Start of the wedding service in your timezone (I hope I’ve got this right).
About 2 billion people(!!!), a third of the planet, will watch the royal wedding of Prince William and Kate Middleton. They will be watching a Christian liturgy. Now tell me that liturgy has lost its potency; tell me that liturgy doesn’t (cannot) connect with (contemporary) people…
I don’t know which rite will be used. We’ve reflected here about Kate’s recent “secret”/”private” confirmation, and wondered if the wedding will be a Eucharist (I’m suspecting not). There is much being made in the media that Kate, in her vows to William, will not “obey”. As if she is writing her own vows, or picking and choosing which bits to include in the vows. [Some are even talking about her including “with so much love in our hearts“] Most places are saying she will vow to “love, comfort, honour and keep”. There is nothing out of the ordinary about that, these are the vows in the 1928 proposed BCP, and also in Series One: The Form of Solemnization of Matrimony.
As well as being a Christian liturgy, this is particularly an Anglican liturgy – that relatively tiny denomination that contributes well above its size.

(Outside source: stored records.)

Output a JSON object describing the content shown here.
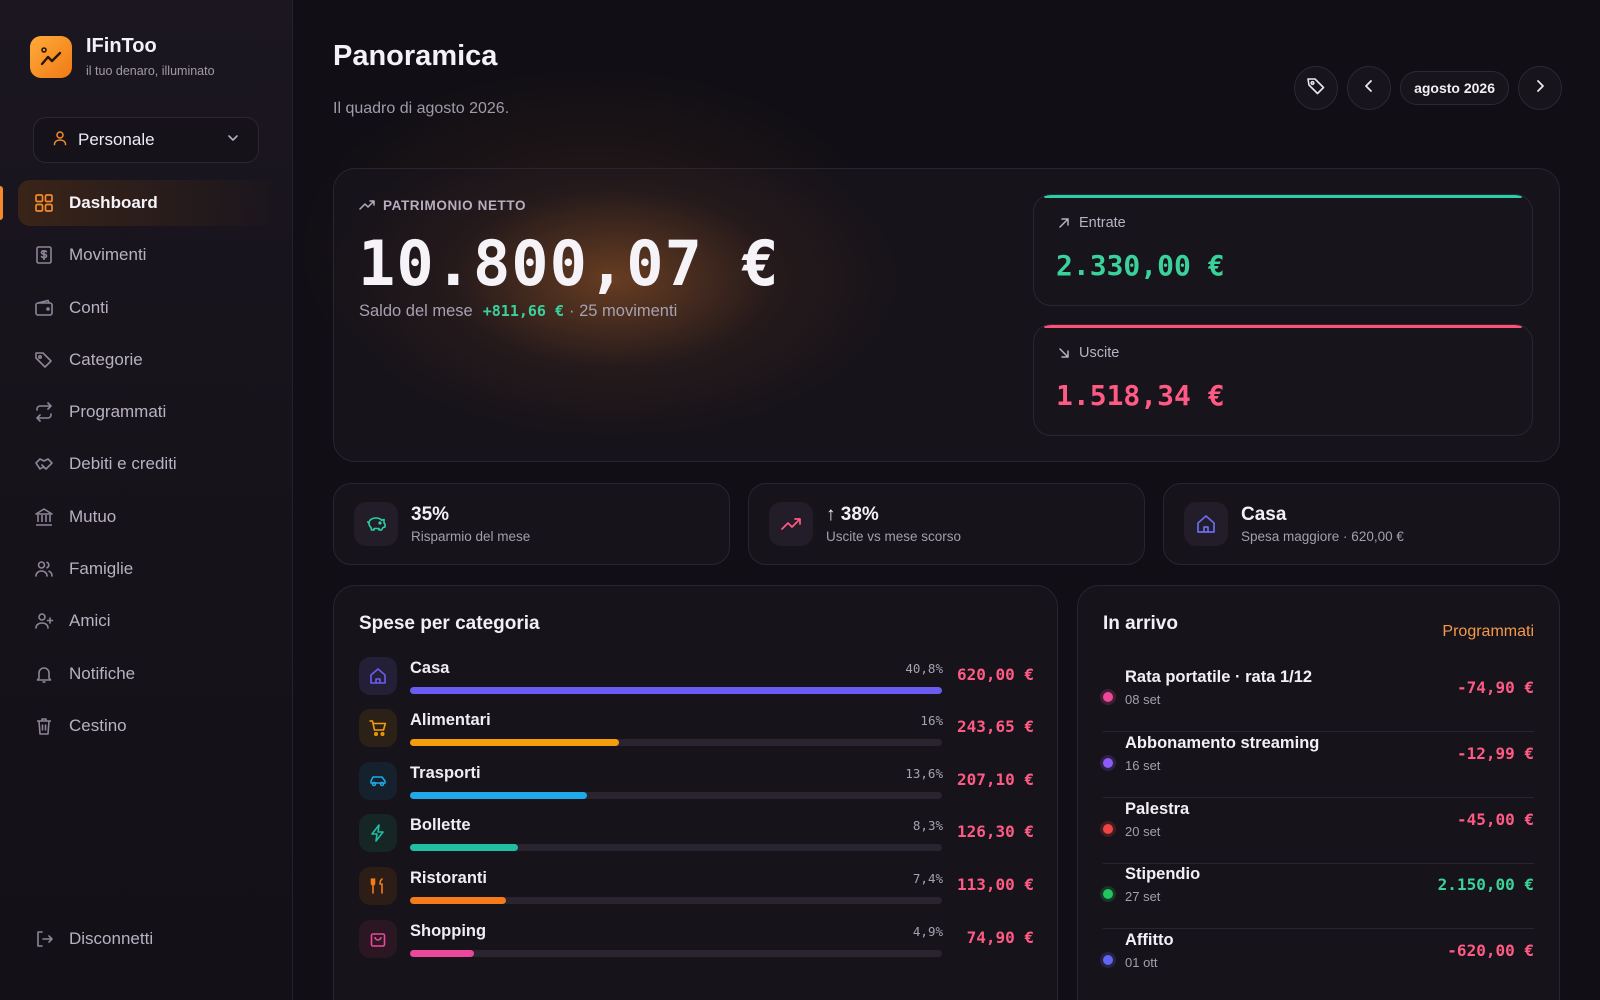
{
  "brand": {
    "name": "IFinToo",
    "tagline": "il tuo denaro, illuminato"
  },
  "workspace": {
    "label": "Personale"
  },
  "nav": {
    "items": [
      {
        "label": "Dashboard",
        "icon": "grid-icon",
        "active": true
      },
      {
        "label": "Movimenti",
        "icon": "receipt-icon"
      },
      {
        "label": "Conti",
        "icon": "wallet-icon"
      },
      {
        "label": "Categorie",
        "icon": "tags-icon"
      },
      {
        "label": "Programmati",
        "icon": "repeat-icon"
      },
      {
        "label": "Debiti e crediti",
        "icon": "handshake-icon"
      },
      {
        "label": "Mutuo",
        "icon": "bank-icon"
      },
      {
        "label": "Famiglie",
        "icon": "users-icon"
      },
      {
        "label": "Amici",
        "icon": "user-plus-icon"
      },
      {
        "label": "Notifiche",
        "icon": "bell-icon"
      },
      {
        "label": "Cestino",
        "icon": "trash-icon"
      }
    ],
    "logout": "Disconnetti"
  },
  "header": {
    "title": "Panoramica",
    "subtitle": "Il quadro di agosto 2026.",
    "month": "agosto 2026"
  },
  "net_worth": {
    "label": "PATRIMONIO NETTO",
    "amount": "10.800,07 €",
    "month_balance_label": "Saldo del mese",
    "month_balance": "+811,66 €",
    "movements": "· 25 movimenti"
  },
  "income": {
    "label": "Entrate",
    "value": "2.330,00 €"
  },
  "expenses": {
    "label": "Uscite",
    "value": "1.518,34 €"
  },
  "stats": [
    {
      "value": "35%",
      "caption": "Risparmio del mese",
      "icon": "piggy-bank-icon"
    },
    {
      "value": "↑ 38%",
      "caption": "Uscite vs mese scorso",
      "icon": "trending-up-icon"
    },
    {
      "value": "Casa",
      "caption": "Spesa maggiore · 620,00 €",
      "icon": "home-icon"
    }
  ],
  "categories": {
    "title": "Spese per categoria",
    "items": [
      {
        "name": "Casa",
        "pct": "40,8%",
        "share": 0.408,
        "amount": "620,00 €",
        "color": "#6a5cf0",
        "bg": "#221f36",
        "icon": "home-icon"
      },
      {
        "name": "Alimentari",
        "pct": "16%",
        "share": 0.16,
        "amount": "243,65 €",
        "color": "#f59e0b",
        "bg": "#2c2116",
        "icon": "cart-icon"
      },
      {
        "name": "Trasporti",
        "pct": "13,6%",
        "share": 0.136,
        "amount": "207,10 €",
        "color": "#1fa9e8",
        "bg": "#15222e",
        "icon": "car-icon"
      },
      {
        "name": "Bollette",
        "pct": "8,3%",
        "share": 0.083,
        "amount": "126,30 €",
        "color": "#1fbfa3",
        "bg": "#152624",
        "icon": "bolt-icon"
      },
      {
        "name": "Ristoranti",
        "pct": "7,4%",
        "share": 0.074,
        "amount": "113,00 €",
        "color": "#f47a1a",
        "bg": "#2c1d16",
        "icon": "utensils-icon"
      },
      {
        "name": "Shopping",
        "pct": "4,9%",
        "share": 0.049,
        "amount": "74,90 €",
        "color": "#ec4899",
        "bg": "#2a1722",
        "icon": "bag-icon"
      }
    ]
  },
  "upcoming": {
    "title": "In arrivo",
    "link": "Programmati",
    "items": [
      {
        "title": "Rata portatile · rata 1/12",
        "date": "08 set",
        "amount": "-74,90 €",
        "dot": "#ec4899",
        "positive": false
      },
      {
        "title": "Abbonamento streaming",
        "date": "16 set",
        "amount": "-12,99 €",
        "dot": "#8b5cf6",
        "positive": false
      },
      {
        "title": "Palestra",
        "date": "20 set",
        "amount": "-45,00 €",
        "dot": "#ef4444",
        "positive": false
      },
      {
        "title": "Stipendio",
        "date": "27 set",
        "amount": "2.150,00 €",
        "dot": "#22c55e",
        "positive": true
      },
      {
        "title": "Affitto",
        "date": "01 ott",
        "amount": "-620,00 €",
        "dot": "#6366f1",
        "positive": false
      }
    ]
  },
  "colors": {
    "accent": "#f58a2b",
    "positive": "#3ad29a",
    "negative": "#ff5a84",
    "income_bar": "#2ad1a8",
    "expense_bar": "#ff4f7b"
  }
}
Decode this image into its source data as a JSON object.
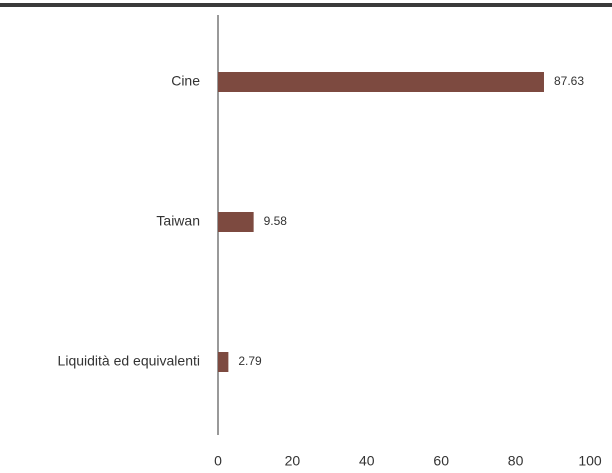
{
  "chart_data": {
    "type": "hbar",
    "categories": [
      "Cine",
      "Taiwan",
      "Liquidità ed equivalenti"
    ],
    "values": [
      87.63,
      9.58,
      2.79
    ],
    "color": "#7d4a40",
    "xlim": [
      0,
      100
    ],
    "xticks": [
      0,
      20,
      40,
      60,
      80,
      100
    ],
    "grid": false
  }
}
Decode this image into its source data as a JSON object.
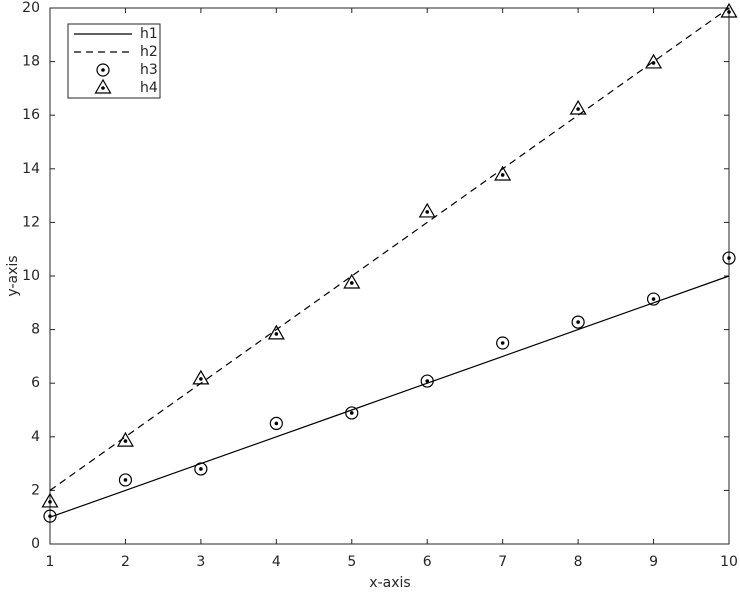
{
  "chart_data": {
    "type": "line",
    "xlabel": "x-axis",
    "ylabel": "y-axis",
    "x": [
      1,
      2,
      3,
      4,
      5,
      6,
      7,
      8,
      9,
      10
    ],
    "series": [
      {
        "name": "h1",
        "color": "#000000",
        "line_style": "solid",
        "marker": "none",
        "values": [
          1,
          2,
          3,
          4,
          5,
          6,
          7,
          8,
          9,
          10
        ]
      },
      {
        "name": "h2",
        "color": "#000000",
        "line_style": "dashed",
        "marker": "none",
        "values": [
          2,
          4,
          6,
          8,
          10,
          12,
          14,
          16,
          18,
          20
        ]
      },
      {
        "name": "h3",
        "color": "#000000",
        "line_style": "none",
        "marker": "circle",
        "values": [
          1.04,
          2.39,
          2.8,
          4.5,
          4.89,
          6.08,
          7.5,
          8.28,
          9.14,
          10.67
        ]
      },
      {
        "name": "h4",
        "color": "#000000",
        "line_style": "none",
        "marker": "triangle",
        "values": [
          1.57,
          3.84,
          6.16,
          7.84,
          9.74,
          12.39,
          13.77,
          16.23,
          17.95,
          19.85
        ]
      }
    ],
    "xlim": [
      1,
      10
    ],
    "ylim": [
      0,
      20
    ],
    "xticks": [
      1,
      2,
      3,
      4,
      5,
      6,
      7,
      8,
      9,
      10
    ],
    "yticks": [
      0,
      2,
      4,
      6,
      8,
      10,
      12,
      14,
      16,
      18,
      20
    ],
    "legend": "upper left"
  }
}
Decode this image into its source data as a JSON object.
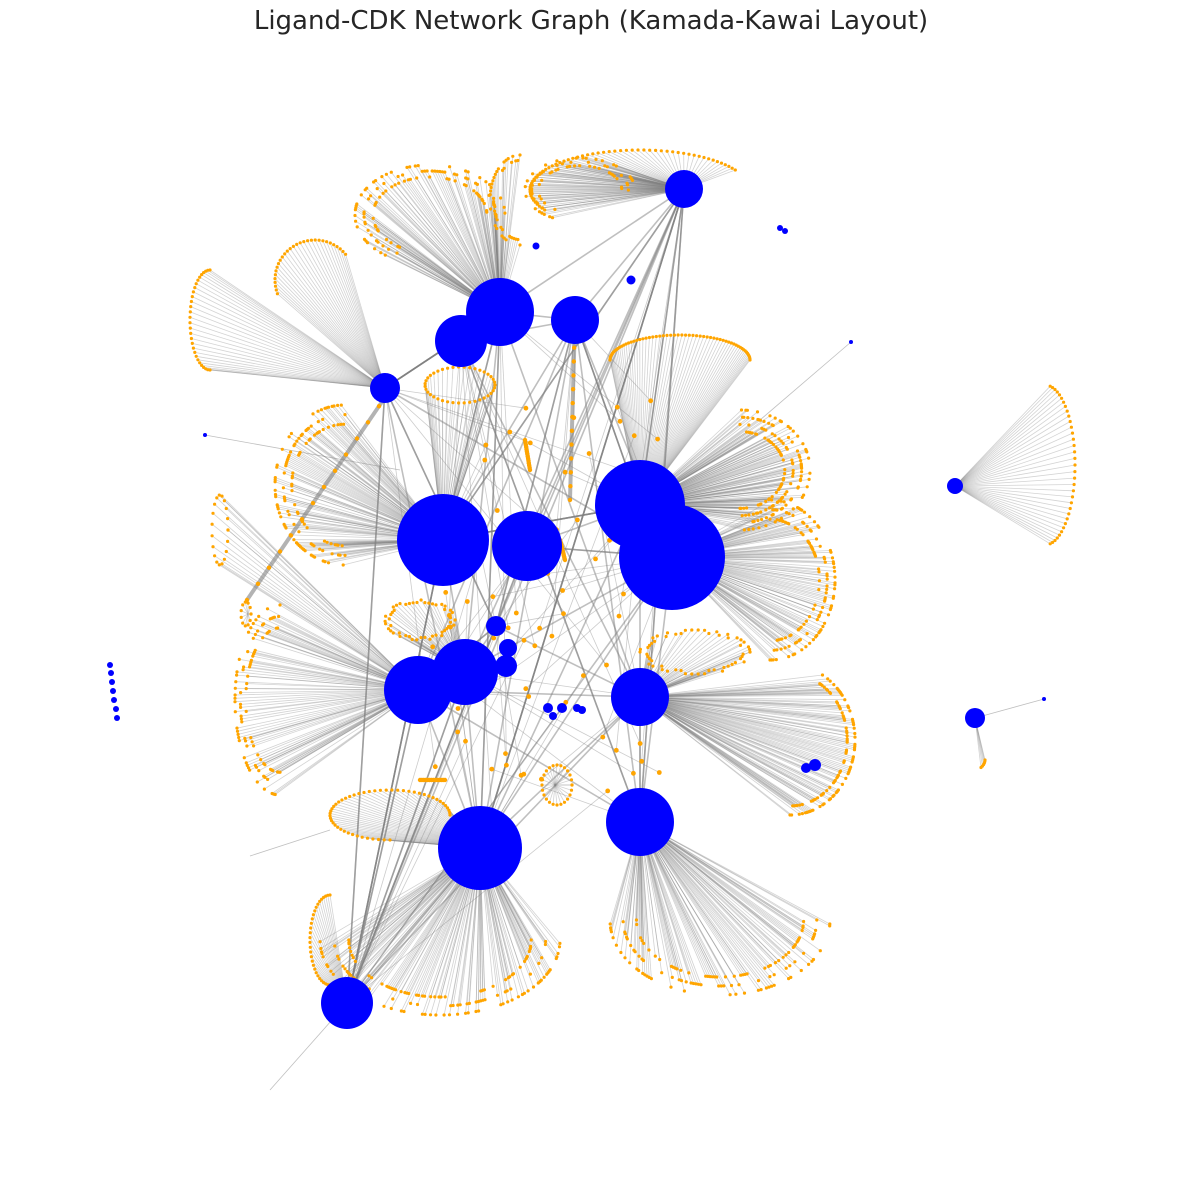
{
  "title": "Ligand-CDK Network Graph (Kamada-Kawai Layout)",
  "colors": {
    "cdk_node": "#0000ff",
    "ligand_node": "#ffa500",
    "edge": "#808080",
    "background": "#ffffff"
  },
  "layout_algorithm": "Kamada-Kawai",
  "legend": null
}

Someone please correct me but I think one of the purposes of marriage, now so much taken for granted, that “it was ordained for the mutual society, help, and comfort, that the one ought to have of the other, both in prosperity and adversity”, was introduced by Cranmer to the Medieval purposes, drawing on his own experience of love and marriage.
Still, Anglicans, and Christians generally need to still do quite a bit of thinking about marriage, Christian marriage, and marriage as a sacrament. I’m still trying to make sense of the last royal wedding, of Charles and Camilla. The Archbishop of Canterbury didn’t take it, but he did bless it – explain that to me. And did Charles’s mother (the Supreme Governor of the CofE) not attend? Are they married now? Like really? In the eyes of the CofE, and if so, why couldn’t the Archbishop of Canterbury take it…
Meanwhile, speaking in a short film produced by Lambeth Palace, the Archbishop of Canterbury talks about the royal wedding.
Updated: Here is the Official Programme with all texts
Or as an iBook compatible with Apple products, which can be downloaded from the Apple iBookstore.
The translation of the Bible used is the NRSV (yay!)
Rather than updating again after watching the service, I think I may prepare a separate post-service post.